Supervisor · Lepus — marcosgz

The supervisor is the parent process when you run lepus start. It forks workers, monitors them, and handles signals.

Process model

Supervisor (pid = $$)
├── Worker[:default]        pid = 1001
│   ├── Thread OrdersConsumer
│   └── Thread OrdersConsumer
└── Worker[:high_priority]  pid = 1002
    └── Thread PaymentsConsumer

One worker per named pool. Consumers with process.name = :default share a worker; consumers with process.name = :high_priority share a different one. Unnamed consumers default to :default.
Multiple threads per worker. Each worker runs a thread pool sized by config.worker(:name).pool_size.
One channel per consumer. Each consumer gets its own Bunny channel to avoid cross-consumer interference.

Fork boundaries matter because child processes inherit open file descriptors, sockets, and DB connections. See the before_fork / after_fork hooks below.

Fork hooks

Lepus.configure do |config|
  config.worker(:default) do |w|
    # Runs in the SUPERVISOR just before fork()
    w.before_fork do
      ActiveRecord::Base.connection_handler.clear_all_connections!
      Redis.current.disconnect!
    end

    # Runs in the CHILD after fork()
    w.after_fork do
      ActiveRecord::Base.establish_connection
      Redis.current = Redis.new
      SecureRandom.hex(4)  # implicit reseed
    end
  end
end

The classic pattern: close long-lived connections in before_fork, reopen them in after_fork. Otherwise all children end up sharing the same socket.

Signals

Signal	Supervisor response
`SIGTERM`	Graceful shutdown — see below.
`SIGINT`	Graceful shutdown (same as SIGTERM).
`SIGQUIT`	Graceful shutdown, slightly more aggressive.
`SIGTTIN`	Dump thread backtraces of every worker (debugging).
`SIGUSR1`	Reopen log files (useful for logrotate).

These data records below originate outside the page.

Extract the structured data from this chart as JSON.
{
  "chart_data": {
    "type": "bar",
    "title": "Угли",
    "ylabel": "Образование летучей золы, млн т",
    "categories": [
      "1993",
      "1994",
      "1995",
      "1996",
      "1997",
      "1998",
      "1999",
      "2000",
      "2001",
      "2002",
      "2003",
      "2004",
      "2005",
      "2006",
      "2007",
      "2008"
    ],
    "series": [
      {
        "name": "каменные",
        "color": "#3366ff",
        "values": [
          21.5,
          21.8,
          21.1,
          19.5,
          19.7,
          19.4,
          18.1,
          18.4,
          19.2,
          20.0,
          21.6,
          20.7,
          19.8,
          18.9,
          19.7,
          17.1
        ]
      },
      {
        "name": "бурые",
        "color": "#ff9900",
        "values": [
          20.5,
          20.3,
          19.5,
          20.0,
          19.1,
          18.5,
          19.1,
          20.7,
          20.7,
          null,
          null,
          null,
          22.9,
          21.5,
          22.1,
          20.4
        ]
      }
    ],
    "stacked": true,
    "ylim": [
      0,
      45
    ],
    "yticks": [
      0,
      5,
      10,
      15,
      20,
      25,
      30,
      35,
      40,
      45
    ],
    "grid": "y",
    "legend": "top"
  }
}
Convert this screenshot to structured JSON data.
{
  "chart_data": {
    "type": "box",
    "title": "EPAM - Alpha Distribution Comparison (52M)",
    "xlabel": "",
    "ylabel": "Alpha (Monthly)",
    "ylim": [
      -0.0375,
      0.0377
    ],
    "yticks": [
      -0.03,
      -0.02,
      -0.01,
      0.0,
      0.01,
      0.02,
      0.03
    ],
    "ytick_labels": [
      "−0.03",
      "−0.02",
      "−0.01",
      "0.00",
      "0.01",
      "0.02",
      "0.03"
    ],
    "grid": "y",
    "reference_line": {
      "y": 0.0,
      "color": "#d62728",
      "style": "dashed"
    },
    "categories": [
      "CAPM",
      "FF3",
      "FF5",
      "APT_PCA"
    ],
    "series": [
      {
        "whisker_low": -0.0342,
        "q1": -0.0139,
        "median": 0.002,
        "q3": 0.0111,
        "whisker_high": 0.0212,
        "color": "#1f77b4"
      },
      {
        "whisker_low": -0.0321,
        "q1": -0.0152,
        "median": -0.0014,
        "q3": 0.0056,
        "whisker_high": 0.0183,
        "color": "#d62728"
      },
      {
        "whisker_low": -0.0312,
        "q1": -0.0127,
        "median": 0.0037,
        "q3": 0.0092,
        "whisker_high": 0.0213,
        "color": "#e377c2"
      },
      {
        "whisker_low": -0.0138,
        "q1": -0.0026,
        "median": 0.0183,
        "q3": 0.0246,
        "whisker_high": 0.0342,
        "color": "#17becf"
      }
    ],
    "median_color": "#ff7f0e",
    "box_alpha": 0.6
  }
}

Child workers respond to the same signals, but normally the supervisor handles signals and forwards the shutdown to children.

Graceful shutdown

Supervisor writes a shutdown message to each worker’s pipe.
Each worker stops accepting new messages (basic.cancel on its channels).
In-flight perform calls are allowed to finish.
Workers close connections and exit with code 0.
If a worker takes longer than shutdown_timeout (default 5 seconds per message, tuned via consumer channel.shutdown_timeout), it’s killed with SIGKILL.
Supervisor exits.

Rule of thumb for deploy scripts: send SIGTERM, wait at least pool_size × average_message_duration + 5 seconds, then the supervisor should have exited cleanly.

Worker crash recovery

If a worker exits unexpectedly (raised exception outside a perform call, OOM, killed by OOM killer):

Supervisor detects the pipe close.
Logs the exit status.
Forks a new worker using the same before_fork / after_fork hooks.
Worker re-declares its queues and resumes consuming.

Within a perform, exceptions are caught and routed to on_thread_error; the worker is not restarted for those. Only crashes at the worker level (outside message handling) trigger a restart.

Heartbeats and the process registry

Each worker (and the supervisor itself) emits heartbeats to the process registry:

config.process_heartbeat_interval = 60     # seconds
config.process_alive_threshold    = 5 * 60 # seconds

The web dashboard reads from this registry to display process status. Processes whose last heartbeat is older than process_alive_threshold are considered dead and hidden from the UI (but kept briefly so transient restarts don’t flash).

Pidfile

bundle exec lepus start --pidfile /var/run/lepus.pid

Written by the supervisor at boot, removed at graceful shutdown. If the file exists when lepus starts, the supervisor checks if the PID is alive; if so, it exits (don’t run two supervisors). If not, it overwrites.

Running under a process manager

systemd: ExecStart=/path/to/bundle exec lepus start --pidfile /run/lepus.pid, KillSignal=SIGTERM, TimeoutStopSec=60.
Foreman / Procfile: worker: bundle exec lepus start. No pidfile needed.
Kubernetes: set a preStop lifecycle hook to send SIGTERM, and tune terminationGracePeriodSeconds to be larger than your longest perform.

Debugging a stuck worker

Send SIGTTIN:

kill -TTIN <worker-pid>

The worker prints thread backtraces to the log. Useful when you suspect a deadlock or a perform stuck on a slow network call.